Dois leitores da minha última crônica (Ano MMXVI – Segundo milésimo décimo sexto) escreveram-me elogiosamente, e com boas sugestões.
O
primeiro informa não ter concluído nenhum curso universitário, e
declara-se estupefato com algumas preciosidades da nossa língua (eu
diria preciosismos), tipo octingentésimo, quadringentésimo. Nunca ele
tinha tropeçado nisso, nunca perdeu noites de sono por causa disso e
nunca precisou disso para viver. Mas reconhece que um em um milhão pode
precisar, portanto é bom esses palavrões estarem de plantão para quem
quiser complicar com eles a vida dos outros.
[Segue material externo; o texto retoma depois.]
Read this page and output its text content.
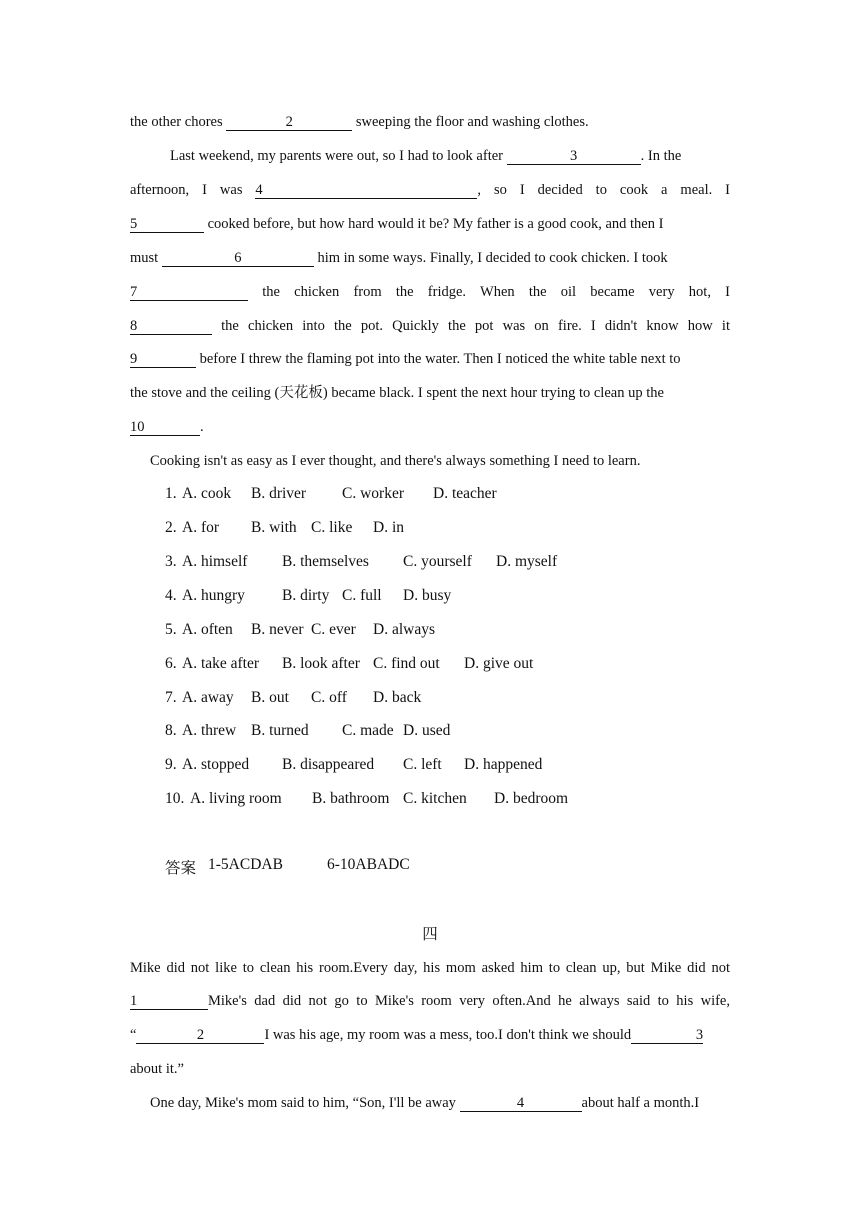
the other chores	2	sweeping the floor and washing clothes.
Last weekend, my parents were out, so I had to look after	3	. In the
afternoon, I was 4	, so I decided to cook a meal. I
5	cooked before, but how hard would it be? My father is a good cook, and then I
must	6	him in some ways. Finally, I decided to cook chicken. I took
7	the chicken from the fridge. When the oil became very hot, I
8	the chicken into the pot. Quickly the pot was on fire. I didn't know how it
9	before I threw the flaming pot into the water. Then I noticed the white table next to
the stove and the ceiling (天花板) became black. I spent the next hour trying to clean up the
10	.
Cooking isn't as easy as I ever thought, and there's always something I need to learn.
1. A. cook B. driver C. worker D. teacher
2. A. for B. with C. like D. in
3. A. himself B. themselves C. yourself D. myself
4. A. hungry B. dirty C. full D. busy
5. A. often B. never C. ever D. always
6. A. take after B. look after C. find out D. give out
7. A. away B. out C. off D. back
8. A. threw B. turned C. made D. used
9. A. stopped B. disappeared C. left D. happened
10. A. living room B. bathroom C. kitchen D. bedroom
答案 1-5ACDAB	6-10ABADC
四
Mike did not like to clean his room.Every day, his mom asked him to clean up, but Mike did not
1	Mike's dad did not go to Mike's room very often.And he always said to his wife,
“	2	I was his age, my room was a mess, too.I don't think we should	3
about it.”
One day, Mike's mom said to him, “Son, I'll be away	4	about half a month.I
Declara também ter gostado da ideia do ascensorista, com seu sobe-desce
de dôzimo para dezenóvimo, e vice-versa. Acha a ideia original, mas
bastante limitada, e não atina com a maneira de aplicá-la a algum
octingentésimo que se apresente.
Agradecendo a atenção desse conterrâneo, passo a analisar as
considerações do outro, que não é brasileiro, e sim francês radicado no
Brasil. Como se sabe, os franceses são todos muito educados – ou não,
conforme as circunstâncias. Tanto é assim que ele começa elogiando o
trocadilho com iMaginot, e logo depois afirma que é muito fácil fazer
trocadilhos na língua francesa, que tem o mesmo som final para muitas
palavras, embora escritas de uns dez modos diferentes. A minha conclusão
é que talvez seja uma espécie de riqueza da língua...
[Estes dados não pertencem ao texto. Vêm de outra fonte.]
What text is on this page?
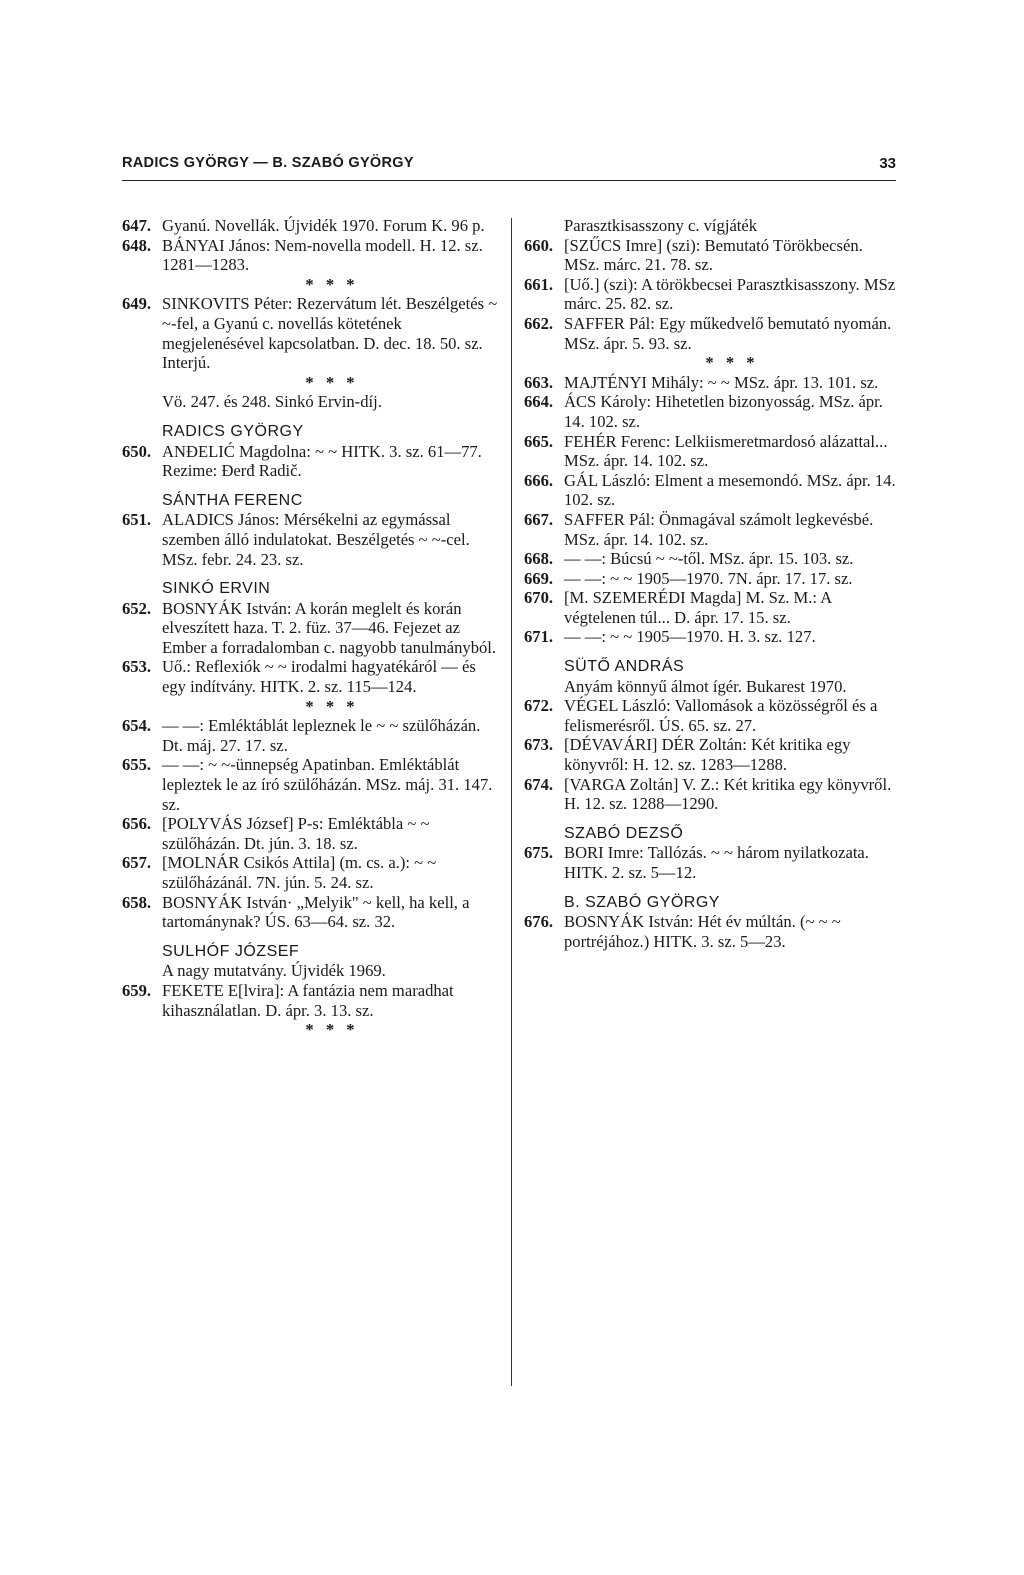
RADICS GYÖRGY — B. SZABÓ GYÖRGY	33
647. Gyanú. Novellák. Újvidék 1970. Forum K. 96 p.
648. BÁNYAI János: Nem-novella modell. H. 12. sz. 1281—1283.
* * *
649. SINKOVITS Péter: Rezervátum lét. Beszélgetés ~ ~-fel, a Gyanú c. novellás kötetének megjelenésével kapcsolatban. D. dec. 18. 50. sz. Interjú.
* * *
Vö. 247. és 248. Sinkó Ervin-díj.
RADICS GYÖRGY
650. ANĐELIĆ Magdolna: ~ ~ HITK. 3. sz. 61—77. Rezime: Đerđ Radič.
SÁNTHA FERENC
651. ALADICS János: Mérsékelni az egymással szemben álló indulatokat. Beszélgetés ~ ~-cel. MSz. febr. 24. 23. sz.
SINKÓ ERVIN
652. BOSNYÁK István: A korán meglelt és korán elveszített haza. T. 2. füz. 37—46. Fejezet az Ember a forradalomban c. nagyobb tanulmányból.
653. Uő.: Reflexiók ~ ~ irodalmi hagyatékáról — és egy indítvány. HITK. 2. sz. 115—124.
* * *
654. — —: Emléktáblát lepleznek le ~ ~ szülőházán. Dt. máj. 27. 17. sz.
655. — —: ~ ~-ünnepség Apatinban. Emléktáblát lepleztek le az író szülőházán. MSz. máj. 31. 147. sz.
656. [POLYVÁS József] P-s: Emléktábla ~ ~ szülőházán. Dt. jún. 3. 18. sz.
657. [MOLNÁR Csikós Attila] (m. cs. a.): ~ ~ szülőházánál. 7N. jún. 5. 24. sz.
658. BOSNYÁK István· „Melyik" ~ kell, ha kell, a tartománynak? ÚS. 63—64. sz. 32.
SULHÓF JÓZSEF
A nagy mutatvány. Újvidék 1969.
659. FEKETE E[lvira]: A fantázia nem maradhat kihasználatlan. D. ápr. 3. 13. sz.
* * *
Parasztkisasszony c. vígjáték
660. [SZŰCS Imre] (szi): Bemutató Törökbecsén. MSz. márc. 21. 78. sz.
661. [Uő.] (szi): A törökbecsei Parasztkisasszony. MSz márc. 25. 82. sz.
662. SAFFER Pál: Egy műkedvelő bemutató nyomán. MSz. ápr. 5. 93. sz.
* * *
663. MAJTÉNYI Mihály: ~ ~ MSz. ápr. 13. 101. sz.
664. ÁCS Károly: Hihetetlen bizonyosság. MSz. ápr. 14. 102. sz.
665. FEHÉR Ferenc: Lelkiismeretmardosó alázattal... MSz. ápr. 14. 102. sz.
666. GÁL László: Elment a mesemondó. MSz. ápr. 14. 102. sz.
667. SAFFER Pál: Önmagával számolt legkevésbé. MSz. ápr. 14. 102. sz.
668. — —: Búcsú ~ ~-től. MSz. ápr. 15. 103. sz.
669. — —: ~ ~ 1905—1970. 7N. ápr. 17. 17. sz.
670. [M. SZEMERÉDI Magda] M. Sz. M.: A végtelenen túl... D. ápr. 17. 15. sz.
671. — —: ~ ~ 1905—1970. H. 3. sz. 127.
SÜTŐ ANDRÁS
Anyám könnyű álmot ígér. Bukarest 1970.
672. VÉGEL László: Vallomások a közösségről és a felismerésről. ÚS. 65. sz. 27.
673. [DÉVAVÁRI] DÉR Zoltán: Két kritika egy könyvről: H. 12. sz. 1283—1288.
674. [VARGA Zoltán] V. Z.: Két kritika egy könyvről. H. 12. sz. 1288—1290.
SZABÓ DEZSŐ
675. BORI Imre: Tallózás. ~ ~ három nyilatkozata. HITK. 2. sz. 5—12.
B. SZABÓ GYÖRGY
676. BOSNYÁK István: Hét év múltán. (~ ~ ~ portréjához.) HITK. 3. sz. 5—23.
O franco-brasileiro concorda ser estapafúrdio (drôle) fazer contas dentro do mesmo número, como ocorre a partir de setenta e um (soixante onze). E afirma que os franceses teriam resolvido isso de acordo com a minha sugestão (septante, huitante, neuvante),
se os belgas já não estivessem falando assim. Uma boa ideia para a
França só pode surgir na cabeça de um francês, além disso é muito cômodo
poder incriminar os belgas como deturpadores da língua.
Prossegue afirmando que os meus legítimos esforços para corrigir a
língua dos outros deveriam ter encontrado melhor uso na solução daqueles
nossos palavrões dos numerais ordinais. Coisa, aliás, que os franceses
já resolveram sem a minha ajuda dispensável. Tudo muito amável, como se
pode ver. E explica que os ordinais franceses são enunciados
simplesmente escrevendo o número em algarismos arábicos, e acrescentando
a ele um ième em sobrescrito. Por exemplo, 49ième. Muito mais fácil do que os nossos palavrões. Evidentemente os franceses não nos permitirão copiar o ième deles, mas podemos usar ésimo, algo assim: 49ésimo, que na leitura seria quarenta e novésimo.
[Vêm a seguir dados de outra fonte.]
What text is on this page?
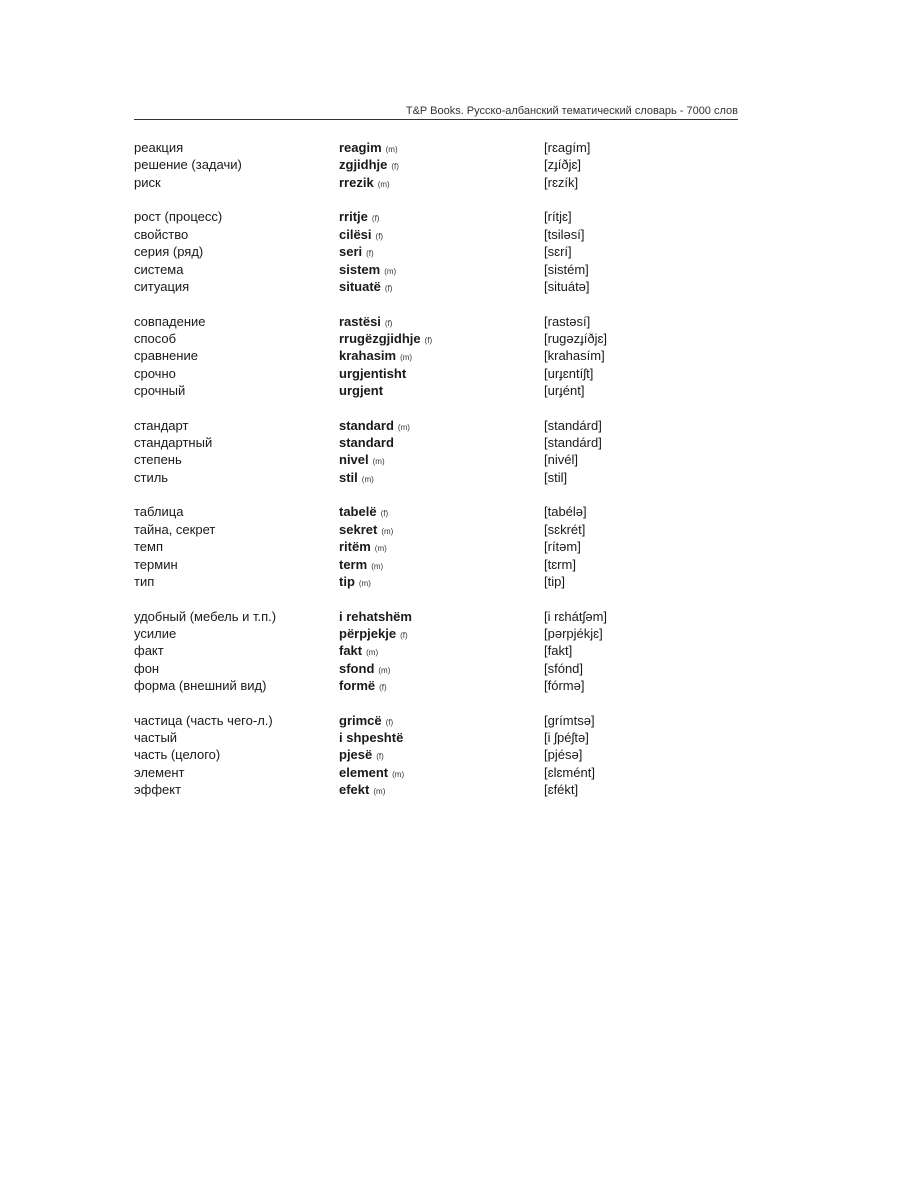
T&P Books. Русско-албанский тематический словарь - 7000 слов
реакция	reagim (m)	[rɛagím]
решение (задачи)	zgjidhje (f)	[zɟíðjɛ]
риск	rrezik (m)	[rɛzík]
рост (процесс)	rritje (f)	[rítjɛ]
свойство	cilësi (f)	[tsiləsí]
серия (ряд)	seri (f)	[sɛrí]
система	sistem (m)	[sistém]
ситуация	situatë (f)	[situátə]
совпадение	rastësi (f)	[rastəsí]
способ	rrugëzgjidhje (f)	[rugəzɟíðjɛ]
сравнение	krahasim (m)	[krahasím]
срочно	urgjentisht	[urɟɛntíʃt]
срочный	urgjent	[urɟént]
стандарт	standard (m)	[standárd]
стандартный	standard	[standárd]
степень	nivel (m)	[nivél]
стиль	stil (m)	[stil]
таблица	tabelë (f)	[tabélə]
тайна, секрет	sekret (m)	[sɛkrét]
темп	ritëm (m)	[rítəm]
термин	term (m)	[tɛrm]
тип	tip (m)	[tip]
удобный (мебель и т.п.)	i rehatshëm	[i rɛhátʃəm]
усилие	përpjekje (f)	[pərpjékjɛ]
факт	fakt (m)	[fakt]
фон	sfond (m)	[sfónd]
форма (внешний вид)	formë (f)	[fórmə]
частица (часть чего-л.)	grimcë (f)	[grímtsə]
частый	i shpeshtë	[i ʃpéʃtə]
часть (целого)	pjesë (f)	[pjésə]
элемент	element (m)	[ɛlɛmént]
эффект	efekt (m)	[ɛfékt]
Parece que esse meu leitor franco-brasileiro não tem conhecimento amplo
da nossa língua, pois já temos uma solução até mais fácil para o efeito
que ele menciona: 49º. O difícil para nós é quando queremos escrever ou
falar os ordinais por extenso, sem os algarismos, como fiz acima com a
pronúncia do quarenta e novésimo. Talvez possamos aproveitar a sugestão
dele para isso também. Que dificuldade haveria, por exemplo, em dizer
oitenta e setésimo, oitocentos e setenta e um-ésimo, etc? De primeiro a
décimo ficaria como está, e de onze a vinte usaríamos imo, curvando-nos assim à pitoresca sugestão do ascensorista.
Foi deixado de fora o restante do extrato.